A total 12 million Germans suffer from periodontitis. If the inflammation remains untreated, this could lead to tooth loss. However, it is also suspected of triggering many other diseases, like cardiopulmonary diseases. Researchers are studying the interactions, and developing compounds to combat the causative agents.
If the gums bleed when brushing one's teeth or biting into an apple, this condition could be pointing to periodontitis -an inflammatory disease of the periodontal apparatus. Bacterial plaque attacks the bones; over time, the tooth could loosen. Leaving the disease untreated could lead to tooth loss. Periodontitis, also known as periodontal disease or "shrinking gums," is also a source of disease for the entire body: If the to some extent highly aggressive bacteria make their way into the blood circulation, they could cause additional damage. Medical studies highlight the interaction between periodontal disease triggers and various diseases like cardiopulmonary disease, rheumatoid arthritis, and chronic obstructive pulmonary disease (COPD). Evidence shows that the affected patient has an elevated risk of cardiovascular constriction, as well as Alzheimer's.
According to the World Health Organization, around 60 percent of all adults suffer from gum inflammation and are in need of treatment - which is a rather high figure. In the EU project known as "TRIGGER," eleven European research institutions from nine countries are dedicated to the study of the widespread disease. They investigate the influence of periodontitis pathogens on the aforementioned diseases. The goal is to explain and prove the connections between periodontitis and other inflammatory diseases, and that effective oral hygiene and treatment of the periodontal disease can improve the status of one's general health.
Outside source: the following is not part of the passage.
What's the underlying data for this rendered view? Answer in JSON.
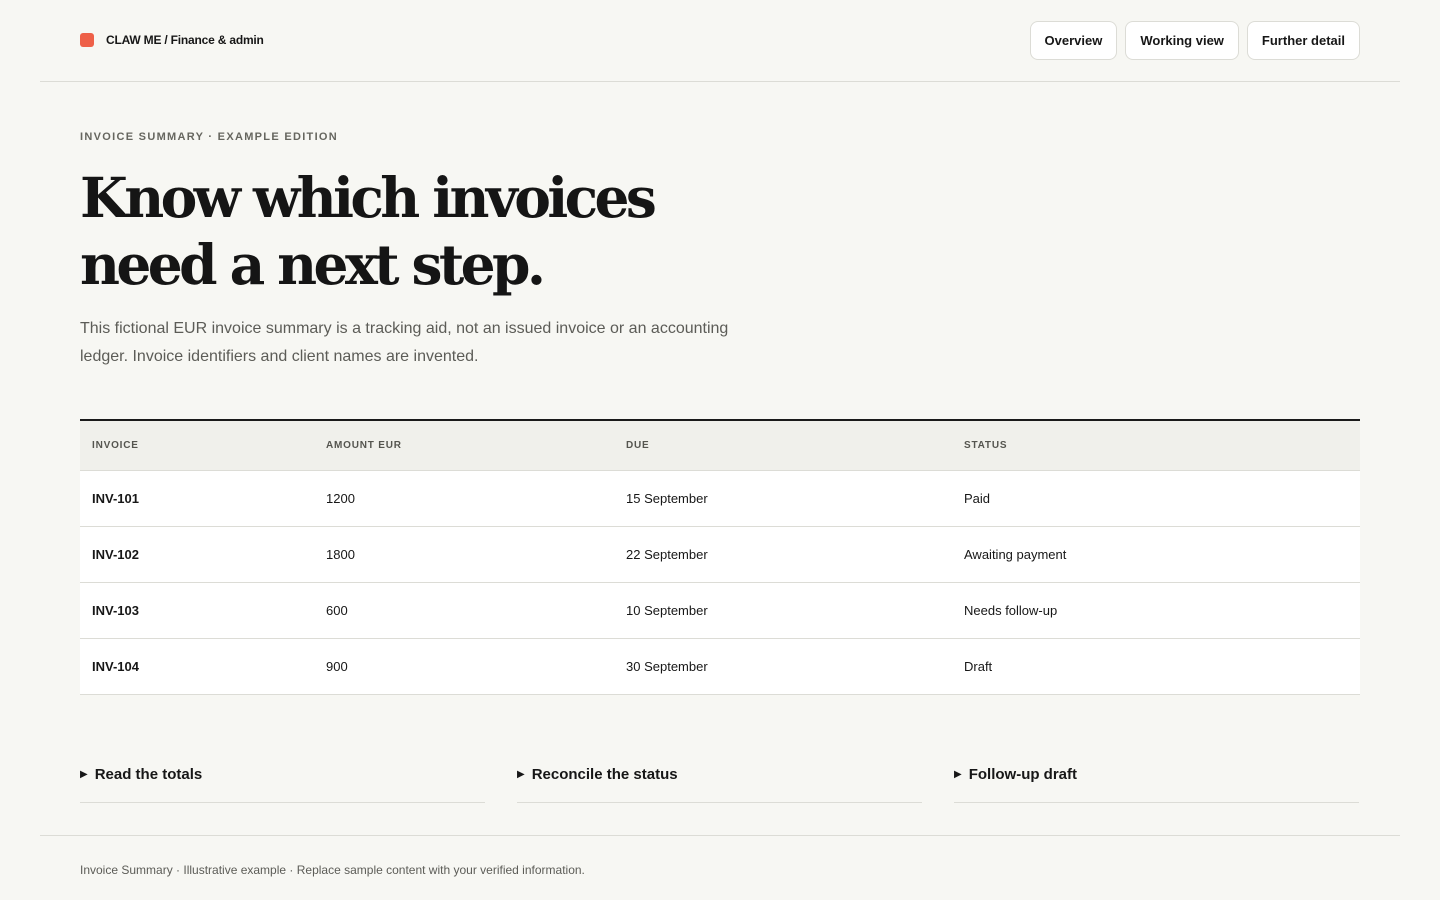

One particular task of the joint project was taken over by the Department of Drug Design and Target Validation of the Fraunhofer Institute for Cell Therapy and Immunology IZI: the researchers for the satellite office of the IZI in Halle/Saale aim to develop substances that can be used to treat pathogenic oral germs effectively. To support their efforts, the Halle-based team is entitled to one-tenth of the total research grant of EUR 7.8 million. The Group's expertise lies in identifying pathological mechanisms at the protein level and optimizing substances based on these insights.
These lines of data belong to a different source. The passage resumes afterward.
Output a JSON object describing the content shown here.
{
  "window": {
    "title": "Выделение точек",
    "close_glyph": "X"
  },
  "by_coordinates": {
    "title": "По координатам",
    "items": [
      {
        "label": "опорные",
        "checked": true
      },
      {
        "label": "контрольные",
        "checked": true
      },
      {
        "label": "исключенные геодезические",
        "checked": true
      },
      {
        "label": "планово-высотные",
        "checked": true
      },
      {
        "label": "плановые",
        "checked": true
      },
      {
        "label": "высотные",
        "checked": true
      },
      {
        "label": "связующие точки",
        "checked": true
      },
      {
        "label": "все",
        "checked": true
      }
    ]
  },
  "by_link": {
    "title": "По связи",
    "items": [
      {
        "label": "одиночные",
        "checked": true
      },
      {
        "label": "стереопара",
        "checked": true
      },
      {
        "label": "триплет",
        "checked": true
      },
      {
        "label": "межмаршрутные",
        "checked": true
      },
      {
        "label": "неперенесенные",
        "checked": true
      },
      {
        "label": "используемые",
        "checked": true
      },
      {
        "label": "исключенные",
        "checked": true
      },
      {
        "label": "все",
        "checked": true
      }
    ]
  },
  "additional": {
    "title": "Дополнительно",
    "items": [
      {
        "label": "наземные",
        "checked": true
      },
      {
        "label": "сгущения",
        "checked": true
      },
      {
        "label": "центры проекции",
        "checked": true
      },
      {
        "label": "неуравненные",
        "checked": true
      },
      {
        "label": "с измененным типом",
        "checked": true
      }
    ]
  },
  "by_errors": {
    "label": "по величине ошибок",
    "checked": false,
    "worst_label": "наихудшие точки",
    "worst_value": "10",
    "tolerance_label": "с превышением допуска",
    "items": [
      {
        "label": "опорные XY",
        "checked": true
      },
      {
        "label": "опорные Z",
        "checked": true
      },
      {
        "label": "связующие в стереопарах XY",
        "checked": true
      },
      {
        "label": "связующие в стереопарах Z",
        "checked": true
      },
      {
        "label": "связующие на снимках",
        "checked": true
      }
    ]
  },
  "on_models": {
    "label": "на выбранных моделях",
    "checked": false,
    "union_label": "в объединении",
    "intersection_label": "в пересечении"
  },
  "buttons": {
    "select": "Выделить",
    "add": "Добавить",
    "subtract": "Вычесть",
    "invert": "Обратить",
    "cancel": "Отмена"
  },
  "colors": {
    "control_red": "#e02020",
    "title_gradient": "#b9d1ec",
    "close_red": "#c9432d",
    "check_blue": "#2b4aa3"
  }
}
"We are searching for the active ingredients to battle the highly toxic bacteria known as Porphyromonas gingivalis. This aggressive lead pathogen resides in the gingival pockets of the gums. It is responsible for gingivitis - the gum disease of the mouth that can lead to the development of periodontitis," explains Dr. Hans-Ulrich Demuth, head and initiator of the project group in Halle. The expert in proteins headed up an "active ingredient research" work group for a long time at the Martin-Luther-Universität Halle, and later at the Leibnitz Institute for Natural Substances Research in Jena. During his tenure as managing director of Probiodrug AG, the biotechnology company, his team designed a treatment plan for age-related diabetes that is currently on the market today.
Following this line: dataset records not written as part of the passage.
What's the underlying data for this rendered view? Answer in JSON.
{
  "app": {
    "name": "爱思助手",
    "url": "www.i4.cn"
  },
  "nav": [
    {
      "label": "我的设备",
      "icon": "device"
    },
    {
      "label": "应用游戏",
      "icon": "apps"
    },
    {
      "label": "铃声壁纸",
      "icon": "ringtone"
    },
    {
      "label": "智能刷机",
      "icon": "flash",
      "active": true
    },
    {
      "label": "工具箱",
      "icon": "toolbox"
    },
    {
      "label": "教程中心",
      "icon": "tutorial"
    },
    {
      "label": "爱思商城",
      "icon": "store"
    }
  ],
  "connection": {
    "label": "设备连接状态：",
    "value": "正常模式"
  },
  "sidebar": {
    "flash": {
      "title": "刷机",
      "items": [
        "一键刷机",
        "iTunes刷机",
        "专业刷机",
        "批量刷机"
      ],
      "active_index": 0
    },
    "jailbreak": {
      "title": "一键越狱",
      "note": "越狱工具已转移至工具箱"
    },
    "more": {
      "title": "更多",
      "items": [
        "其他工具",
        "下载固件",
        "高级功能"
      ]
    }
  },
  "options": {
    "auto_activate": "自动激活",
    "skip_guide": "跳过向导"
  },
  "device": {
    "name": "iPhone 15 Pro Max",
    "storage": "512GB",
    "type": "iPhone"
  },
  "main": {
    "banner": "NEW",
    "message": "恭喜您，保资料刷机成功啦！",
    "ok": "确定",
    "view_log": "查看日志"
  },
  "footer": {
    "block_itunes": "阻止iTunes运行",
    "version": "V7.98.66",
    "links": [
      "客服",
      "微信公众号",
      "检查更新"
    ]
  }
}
Porphyromonas gingivalis lives off of the breakdown of collagen in the oral cavity. The bacteria destroys the gum's connective tissue by activating a protein-degrading enzyme - and specifically before it is released into the oral cavity. In order to trigger this mechanism, Porphyromonas gingivalis uses a special enzyme: the bacterial glutaminylcyclase, which is involved with protein maturation. The Halle-based researchers characterized this enzyme years ago in mammals, and discovered new traits. "It plays an essential role in the immune-overreaction to disease patterns, and is involved in inflammatory diseases, such as rheumatoid arthritis, COPD, and Alzheimer's disease, for instance. There is obviously a fundamental connection between certain bacterial infections and various inflammatory diseases that has yet to be explained. We presume that human glutaminyl-cyclase, for instance, forms a variant of the amyloid-beta peptide in Alzheimer's patients that is especially deleterious to nerve cells. A treatment principle based on this to combat Alzheimer's meanwhile is in clinical trials. With gingivitis, the blocking of the bacterial key enzyme could cause starvation of the Porphyromonas gingivalis pathogen," explains Professor Demuth. The biochemist and his team are therefore searching for an inhibitor substance that minimizes the enzyme's action.
The Halle-based group has already seen initial successes. From a package of 20 substances, they could filter out a few highly effective substances, which have inhibited growth of the germ Porphyromonas gingivalis in the cell culture model by 95 percent. Animal-based experiments commence next. Yet before a compound against periodontal disease hits the markets, a series of measures must transpire first. The first manner of business is optimizing the substances before they can be put to clinical trials, in which form and quantity the active ingredient can be administered. "This is a protracted process. But in order to combat periodontitis, an adequately good oral hygiene by itself is not enough. Here, one additionally must resort to medicinal interventions and thus also prevent Porphyromonas gingivalis from triggering other inflammatory diseases," Demuth states.